In Haifa, Labor’s Amram Mitzna won the mayoral race. And in Beersheba, Yitzhak Rager of Likud was the winner. Neither result came as a surprise to political observers.
Here in Jerusalem, the exit poll indicated that Olmert had garnered 55 percent of the vote. Kollek received 41 percent, with the remaining votes going to a candidate fielded by the fervently Orthodox Shas party.
Olmert, 48, was supported by the National Religious Party and the United Torah Judaism Front, whose candidate withdrew from the race Monday night.

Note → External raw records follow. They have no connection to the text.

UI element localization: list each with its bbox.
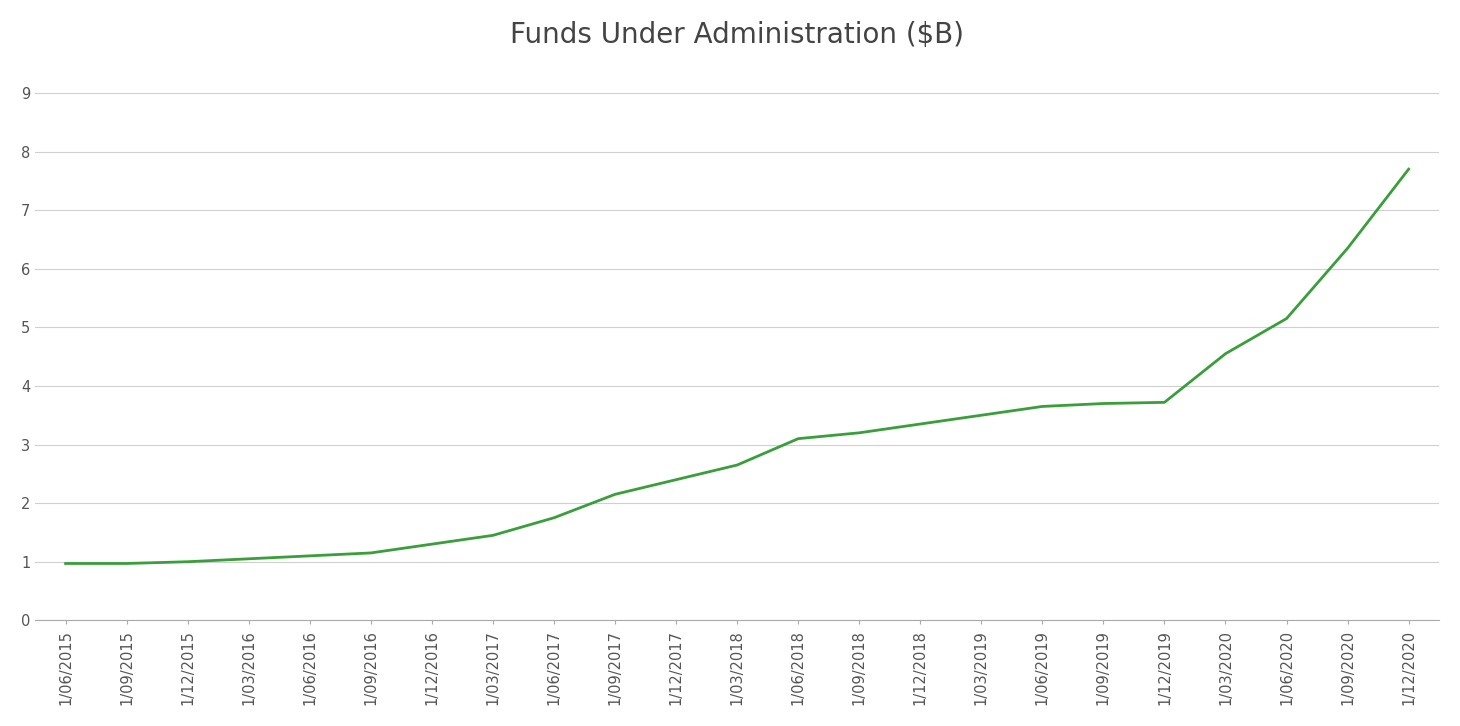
Title: Funds Under Administration ($B): Funds Under Administration ($B) <box>510 21 964 49</box>
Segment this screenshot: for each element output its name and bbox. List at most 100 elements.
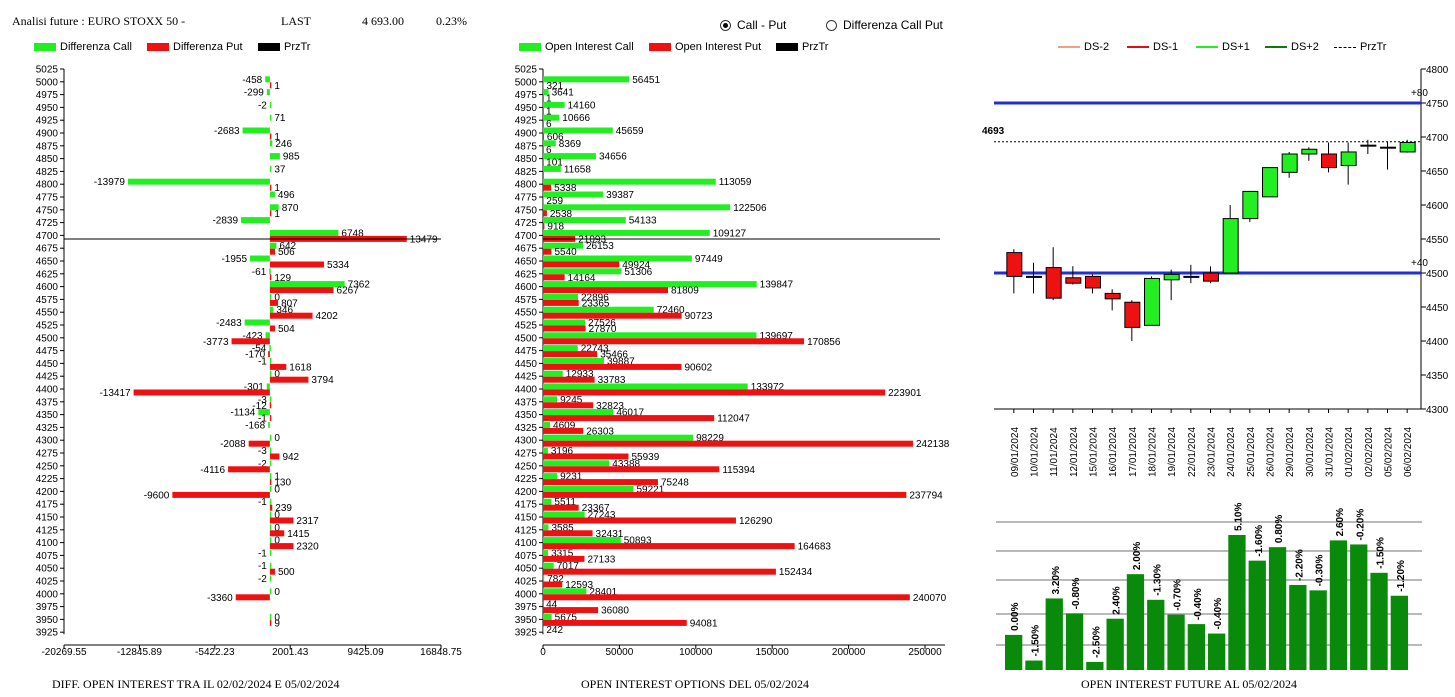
diff-put-bar [269, 287, 334, 294]
legend-prztr: PrzTr [258, 41, 310, 53]
oi-put-bar [543, 325, 586, 332]
diff-put-bar [269, 248, 276, 255]
left-strike-label: 4550 [36, 308, 59, 319]
diff-call-label: 7362 [348, 280, 371, 291]
radio-call-put[interactable]: Call - Put [720, 18, 786, 32]
oi-call-label: 14160 [568, 100, 596, 111]
left-strike-label: 4475 [36, 346, 59, 357]
middle-strike-label: 4100 [515, 538, 538, 549]
last-value: 4 693.00 [362, 14, 404, 28]
left-x-tick-label: -20269.55 [41, 647, 86, 658]
diff-call-bar [269, 229, 339, 236]
middle-x-tick-label: 150000 [756, 647, 790, 658]
middle-strike-label: 4075 [515, 551, 538, 562]
radio-differenza-call-put[interactable]: Differenza Call Put [826, 18, 943, 32]
oi-put-label: 21093 [578, 234, 606, 245]
diff-put-label: 3794 [311, 375, 334, 386]
restore-icon[interactable]: ‾ [1432, 0, 1436, 6]
diff-put-label: 13479 [410, 234, 438, 245]
middle-strike-label: 4925 [515, 116, 538, 127]
oi-future-bar [1228, 535, 1246, 670]
oi-future-bar [1268, 547, 1287, 670]
middle-strike-label: 4775 [515, 193, 538, 204]
legend-label: DS-1 [1153, 41, 1179, 53]
oi-call-label: 43388 [612, 459, 640, 470]
diff-put-bar [269, 543, 294, 550]
minimize-icon[interactable]: ‾ [1392, 0, 1396, 6]
left-strike-label: 4400 [36, 385, 59, 396]
oi-call-bar [543, 178, 716, 185]
oi-future-bar [1208, 633, 1226, 670]
left-strike-label: 4250 [36, 461, 59, 472]
oi-put-label: 49924 [622, 260, 650, 271]
oi-call-bar [543, 473, 558, 480]
oi-put-label: 35466 [600, 350, 628, 361]
oi-future-bar-label: 0.00% [1010, 602, 1021, 630]
oi-put-bar [543, 274, 565, 281]
oi-put-bar [543, 287, 669, 294]
oi-call-label: 11658 [564, 164, 592, 175]
middle-strike-label: 4975 [515, 90, 538, 101]
oi-put-label: 6 [546, 145, 552, 156]
oi-call-label: 39387 [606, 190, 634, 201]
diff-put-label: 239 [275, 503, 292, 514]
oi-call-bar [543, 383, 748, 390]
diff-call-bar [269, 460, 272, 467]
legend-label: DS+1 [1222, 41, 1250, 53]
oi-put-label: 32431 [596, 529, 624, 540]
oi-future-bar [1167, 614, 1185, 670]
oi-future-bar-label: 0.80% [1274, 515, 1285, 543]
candle-y-tick-label: 4450 [1426, 303, 1449, 314]
diff-call-bar [268, 421, 270, 428]
oi-call-label: 44 [546, 600, 558, 611]
oi-put-label: 321 [546, 81, 563, 92]
middle-strike-label: 4650 [515, 257, 538, 268]
oi-put-bar [543, 299, 579, 306]
left-strike-label: 4275 [36, 449, 59, 460]
oi-call-bar [543, 498, 552, 505]
oi-call-label: 7017 [557, 561, 580, 572]
oi-future-bar-label: -1.50% [1030, 625, 1041, 657]
diff-put-bar [269, 453, 280, 460]
oi-call-bar [543, 101, 565, 108]
left-x-tick-label: -5422.23 [195, 647, 235, 658]
oi-future-bar-label: -2.20% [1294, 549, 1305, 581]
oi-put-label: 27133 [587, 554, 615, 565]
middle-strike-label: 4000 [515, 589, 538, 600]
middle-strike-label: 4400 [515, 385, 538, 396]
oi-put-bar [543, 440, 913, 447]
diff-call-label: -54 [252, 344, 267, 355]
diff-call-label: 0 [274, 369, 280, 380]
diff-call-bar [269, 101, 272, 108]
oi-call-label: 97449 [695, 254, 723, 265]
diff-put-bar [269, 376, 309, 383]
oi-call-bar [543, 421, 551, 428]
diff-call-bar [269, 524, 272, 531]
middle-strike-label: 4725 [515, 218, 538, 229]
diff-call-bar [269, 562, 272, 569]
oi-call-label: 3196 [551, 446, 574, 457]
left-strike-label: 4300 [36, 436, 59, 447]
middle-strike-label: 4025 [515, 577, 538, 588]
candle-body [1340, 151, 1357, 167]
middle-strike-label: 4525 [515, 321, 538, 332]
middle-strike-label: 4425 [515, 372, 538, 383]
oi-call-bar [543, 588, 587, 595]
left-strike-label: 4700 [36, 231, 59, 242]
middle-strike-label: 4675 [515, 244, 538, 255]
oi-call-label: 56451 [632, 75, 660, 86]
legend-label: DS+2 [1291, 41, 1319, 53]
diff-call-label: 0 [274, 510, 280, 521]
diff-put-bar [231, 338, 270, 345]
candle-date-label: 23/01/2024 [1207, 427, 1218, 477]
left-strike-label: 4175 [36, 500, 59, 511]
diff-call-label: 0 [274, 587, 280, 598]
middle-strike-label: 4150 [515, 513, 538, 524]
legend-ds-minus-2: DS-2 [1058, 41, 1109, 53]
middle-strike-label: 4450 [515, 359, 538, 370]
middle-chart-footer: OPEN INTEREST OPTIONS DEL 05/02/2024 [581, 677, 809, 691]
diff-call-label: -301 [244, 382, 264, 393]
oi-put-bar [543, 402, 594, 409]
oi-put-label: 23365 [582, 298, 610, 309]
oi-put-label: 27870 [589, 324, 617, 335]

Tourism Minister Uzi Baram, a longtime Labor Party politician, said it was clear Kollek would lose once those two religious parties had thrown their support to Olmert.
MANY CHOSE TO STAY HOME
All in all Tuesday, Jerusalemites appear to have greeted the mayoral election with less enthusiasm than in previous years.
Asked to choose between Kollek and Olmert, many people chose to stay home. Bad weather — and apathy — kept many of the city’s 379,000 registered voters away from the polls.

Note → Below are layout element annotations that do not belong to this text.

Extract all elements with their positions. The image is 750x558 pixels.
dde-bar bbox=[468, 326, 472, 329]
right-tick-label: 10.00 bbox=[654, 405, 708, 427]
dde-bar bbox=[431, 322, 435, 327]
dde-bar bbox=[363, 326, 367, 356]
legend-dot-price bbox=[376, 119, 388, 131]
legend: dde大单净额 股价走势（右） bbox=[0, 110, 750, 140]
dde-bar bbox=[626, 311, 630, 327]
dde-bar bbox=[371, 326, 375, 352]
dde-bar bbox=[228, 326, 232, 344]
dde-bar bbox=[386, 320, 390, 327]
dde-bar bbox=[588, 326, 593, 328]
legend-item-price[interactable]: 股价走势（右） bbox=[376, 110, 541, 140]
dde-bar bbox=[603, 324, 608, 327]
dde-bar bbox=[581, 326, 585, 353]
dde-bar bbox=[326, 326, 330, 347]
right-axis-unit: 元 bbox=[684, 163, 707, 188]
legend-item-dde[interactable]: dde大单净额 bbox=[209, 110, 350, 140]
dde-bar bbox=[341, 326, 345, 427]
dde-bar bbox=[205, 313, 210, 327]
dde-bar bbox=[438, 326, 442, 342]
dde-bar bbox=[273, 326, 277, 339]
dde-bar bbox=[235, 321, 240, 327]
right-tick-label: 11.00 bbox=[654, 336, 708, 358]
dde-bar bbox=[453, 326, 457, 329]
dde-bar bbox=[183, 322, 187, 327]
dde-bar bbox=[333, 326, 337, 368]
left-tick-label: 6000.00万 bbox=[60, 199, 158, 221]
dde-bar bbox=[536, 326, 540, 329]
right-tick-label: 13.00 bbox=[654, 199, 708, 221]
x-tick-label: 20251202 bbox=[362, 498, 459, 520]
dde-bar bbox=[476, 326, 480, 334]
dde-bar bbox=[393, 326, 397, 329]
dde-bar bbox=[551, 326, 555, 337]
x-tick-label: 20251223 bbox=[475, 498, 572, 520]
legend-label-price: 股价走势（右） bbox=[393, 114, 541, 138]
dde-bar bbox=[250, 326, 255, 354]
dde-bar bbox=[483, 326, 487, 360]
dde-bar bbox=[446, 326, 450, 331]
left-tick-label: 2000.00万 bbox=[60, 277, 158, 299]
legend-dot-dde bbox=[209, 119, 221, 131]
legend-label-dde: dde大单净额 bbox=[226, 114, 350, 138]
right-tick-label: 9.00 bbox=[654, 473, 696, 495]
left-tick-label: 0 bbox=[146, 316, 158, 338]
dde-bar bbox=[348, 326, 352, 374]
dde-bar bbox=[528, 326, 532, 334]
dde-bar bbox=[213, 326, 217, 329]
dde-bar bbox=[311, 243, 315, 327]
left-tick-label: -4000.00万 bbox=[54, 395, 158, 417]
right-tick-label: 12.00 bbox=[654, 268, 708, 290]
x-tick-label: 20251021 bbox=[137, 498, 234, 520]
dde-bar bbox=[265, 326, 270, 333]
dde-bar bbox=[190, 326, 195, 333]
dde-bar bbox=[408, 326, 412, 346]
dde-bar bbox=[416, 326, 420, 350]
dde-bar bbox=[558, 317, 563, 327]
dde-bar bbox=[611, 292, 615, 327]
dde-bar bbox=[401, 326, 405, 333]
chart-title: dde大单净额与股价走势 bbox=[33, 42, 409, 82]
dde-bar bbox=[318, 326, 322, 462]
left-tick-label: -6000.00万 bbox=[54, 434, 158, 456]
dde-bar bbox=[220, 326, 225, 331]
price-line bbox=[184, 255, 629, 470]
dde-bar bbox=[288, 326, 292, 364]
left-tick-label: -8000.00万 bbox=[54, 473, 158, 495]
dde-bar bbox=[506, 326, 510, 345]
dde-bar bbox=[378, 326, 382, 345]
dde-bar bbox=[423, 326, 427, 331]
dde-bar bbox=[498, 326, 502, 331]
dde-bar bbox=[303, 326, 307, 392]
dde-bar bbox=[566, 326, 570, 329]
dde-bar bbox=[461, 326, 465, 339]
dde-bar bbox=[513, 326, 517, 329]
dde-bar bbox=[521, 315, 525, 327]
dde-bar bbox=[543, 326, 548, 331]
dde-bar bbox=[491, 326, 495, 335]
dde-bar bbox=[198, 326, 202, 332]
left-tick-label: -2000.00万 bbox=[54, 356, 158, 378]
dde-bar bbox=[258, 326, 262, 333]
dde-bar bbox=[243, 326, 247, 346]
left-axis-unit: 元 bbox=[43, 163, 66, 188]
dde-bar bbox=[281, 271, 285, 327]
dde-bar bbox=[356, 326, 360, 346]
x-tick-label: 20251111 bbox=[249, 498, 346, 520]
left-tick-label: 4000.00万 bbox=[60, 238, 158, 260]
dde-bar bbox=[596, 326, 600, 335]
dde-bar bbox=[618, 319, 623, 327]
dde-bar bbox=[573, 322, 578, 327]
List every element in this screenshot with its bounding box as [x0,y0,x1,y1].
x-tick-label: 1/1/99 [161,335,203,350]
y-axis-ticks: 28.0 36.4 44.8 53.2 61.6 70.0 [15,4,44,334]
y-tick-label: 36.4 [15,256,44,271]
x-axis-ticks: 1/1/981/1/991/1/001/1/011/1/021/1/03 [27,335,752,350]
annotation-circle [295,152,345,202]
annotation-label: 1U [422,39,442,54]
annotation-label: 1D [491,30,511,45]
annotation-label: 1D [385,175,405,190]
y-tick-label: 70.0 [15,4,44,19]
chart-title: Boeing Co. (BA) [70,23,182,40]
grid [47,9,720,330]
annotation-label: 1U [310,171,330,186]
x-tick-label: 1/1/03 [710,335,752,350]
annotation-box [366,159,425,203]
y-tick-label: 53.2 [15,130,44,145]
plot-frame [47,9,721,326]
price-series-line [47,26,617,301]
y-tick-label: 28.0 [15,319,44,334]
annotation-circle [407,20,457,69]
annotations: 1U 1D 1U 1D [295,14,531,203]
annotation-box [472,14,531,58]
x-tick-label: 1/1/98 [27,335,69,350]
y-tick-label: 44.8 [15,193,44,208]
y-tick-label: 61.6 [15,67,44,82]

Among those who did vote, in polling stations in both eastern and western Jerusalem, few expressed enthusiasm for either candidate.

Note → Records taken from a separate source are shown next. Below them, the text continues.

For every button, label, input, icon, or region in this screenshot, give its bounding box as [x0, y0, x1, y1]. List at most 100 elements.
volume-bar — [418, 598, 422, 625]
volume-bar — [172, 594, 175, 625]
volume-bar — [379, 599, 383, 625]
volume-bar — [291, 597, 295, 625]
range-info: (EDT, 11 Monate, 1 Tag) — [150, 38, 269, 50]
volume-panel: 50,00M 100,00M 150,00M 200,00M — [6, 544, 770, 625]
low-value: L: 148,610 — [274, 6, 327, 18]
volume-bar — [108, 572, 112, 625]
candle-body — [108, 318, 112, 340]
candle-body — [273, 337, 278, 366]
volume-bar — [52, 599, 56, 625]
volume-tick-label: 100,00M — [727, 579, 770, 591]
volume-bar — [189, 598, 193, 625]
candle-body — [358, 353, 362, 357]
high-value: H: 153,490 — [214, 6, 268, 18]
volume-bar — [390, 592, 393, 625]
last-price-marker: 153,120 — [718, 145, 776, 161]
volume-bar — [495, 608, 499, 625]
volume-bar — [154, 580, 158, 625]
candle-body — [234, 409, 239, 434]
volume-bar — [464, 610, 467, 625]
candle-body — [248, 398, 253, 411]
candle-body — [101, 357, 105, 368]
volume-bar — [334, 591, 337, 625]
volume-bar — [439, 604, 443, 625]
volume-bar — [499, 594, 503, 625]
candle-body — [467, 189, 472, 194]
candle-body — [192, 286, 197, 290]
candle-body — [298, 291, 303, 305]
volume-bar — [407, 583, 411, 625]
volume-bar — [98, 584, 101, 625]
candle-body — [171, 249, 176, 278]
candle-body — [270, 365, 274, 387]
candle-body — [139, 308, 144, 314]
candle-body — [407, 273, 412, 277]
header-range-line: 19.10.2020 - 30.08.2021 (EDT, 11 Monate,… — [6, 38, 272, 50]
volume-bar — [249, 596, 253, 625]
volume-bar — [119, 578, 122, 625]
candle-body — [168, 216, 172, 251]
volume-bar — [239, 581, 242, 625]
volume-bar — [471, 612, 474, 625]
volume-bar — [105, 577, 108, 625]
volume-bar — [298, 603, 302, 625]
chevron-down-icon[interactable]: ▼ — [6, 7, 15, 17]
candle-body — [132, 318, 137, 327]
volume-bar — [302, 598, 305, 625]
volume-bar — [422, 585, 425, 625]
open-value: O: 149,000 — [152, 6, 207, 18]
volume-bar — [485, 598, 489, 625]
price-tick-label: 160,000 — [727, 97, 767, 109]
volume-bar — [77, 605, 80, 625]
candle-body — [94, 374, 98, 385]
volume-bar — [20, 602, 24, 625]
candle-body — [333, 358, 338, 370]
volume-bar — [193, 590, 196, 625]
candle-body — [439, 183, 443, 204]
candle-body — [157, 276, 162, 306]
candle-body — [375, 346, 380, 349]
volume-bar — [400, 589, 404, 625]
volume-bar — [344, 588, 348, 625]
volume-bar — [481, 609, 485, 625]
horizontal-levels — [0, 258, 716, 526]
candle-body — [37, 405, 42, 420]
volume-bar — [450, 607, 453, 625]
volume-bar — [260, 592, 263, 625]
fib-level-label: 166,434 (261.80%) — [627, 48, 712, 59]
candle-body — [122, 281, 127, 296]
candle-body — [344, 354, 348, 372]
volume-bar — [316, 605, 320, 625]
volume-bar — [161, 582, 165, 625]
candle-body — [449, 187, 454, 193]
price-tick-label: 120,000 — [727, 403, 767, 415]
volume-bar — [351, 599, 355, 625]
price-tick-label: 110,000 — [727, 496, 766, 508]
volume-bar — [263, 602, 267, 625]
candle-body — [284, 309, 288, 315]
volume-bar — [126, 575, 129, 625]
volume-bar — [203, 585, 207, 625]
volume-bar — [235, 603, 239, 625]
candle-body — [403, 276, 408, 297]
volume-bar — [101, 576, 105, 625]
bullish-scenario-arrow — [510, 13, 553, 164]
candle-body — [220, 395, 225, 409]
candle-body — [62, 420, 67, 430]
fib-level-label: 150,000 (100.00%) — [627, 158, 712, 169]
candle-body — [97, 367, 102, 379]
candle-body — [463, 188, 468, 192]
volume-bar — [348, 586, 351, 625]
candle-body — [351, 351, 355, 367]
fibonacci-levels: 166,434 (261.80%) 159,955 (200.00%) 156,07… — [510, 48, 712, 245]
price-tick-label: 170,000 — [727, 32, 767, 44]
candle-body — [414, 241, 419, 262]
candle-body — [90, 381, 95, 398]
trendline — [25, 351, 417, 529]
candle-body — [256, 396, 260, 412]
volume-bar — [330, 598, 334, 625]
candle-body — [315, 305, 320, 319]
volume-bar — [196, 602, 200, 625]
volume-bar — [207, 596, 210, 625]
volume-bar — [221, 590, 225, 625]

“No one can figure out who to vote for,” said a young computer programmer, who was trying to account for the poor voter turnout.
“Kollek ran the worst campaign of his life, while Olmert’s was very professional,” he said. “On the other hand, everyone is familiar with Teddy, but Olmert is an unknown.”
“I voted for Teddy, but mostly for reasons of nostalgia,” a nursery school teacher said as she was leaving a voting station in the neighborhood of Baka. “He’s done a good job in the past, and I think he’ll be better than Olmert.”
Shoshana, an Orthodox woman from the Katamon neighborhood, said she voted for Olmert “because Teddy is no friend of religious people. He seems to go out of his way to alienate the haredim and bends over backwards for the Arabs.”
Yossi, 18, a first-time voter, expressed disappointment in the choice of candidates.
“Teddy was great in his prime, but he’s too old now. I hear that he’s not really running the city, anyway,” he said.
“And Olmert’s campaign was really sleazy and underhanded, and I don’t really want a guy like that for our next mayor. In the end, I voted for Olmert by default,” said Yossi.
There were those, however, who fully supported the respective candidates.
Hammad, an Arab from the eastern Jerusalem village of Isawiya, said he came out to vote despite a call by Palestine Liberation Organization Chairman Yasser Arafat asking Arabs to boycott the elections.
“I heard something about us not voting, but I thought it was a mistake,” said Hammad, a grocery store clerk. “It’s important for Arabs to vote for Kollek because Olmert is a right-winger. I’ve voted for Kollek in the past and that’s how I voted this year, too.”
Among those polled informally, it was Sarit, a college student, who expressed the majority opinion. “There’s no one to vote for,” she said with a shrug, “so I didn’t vote.”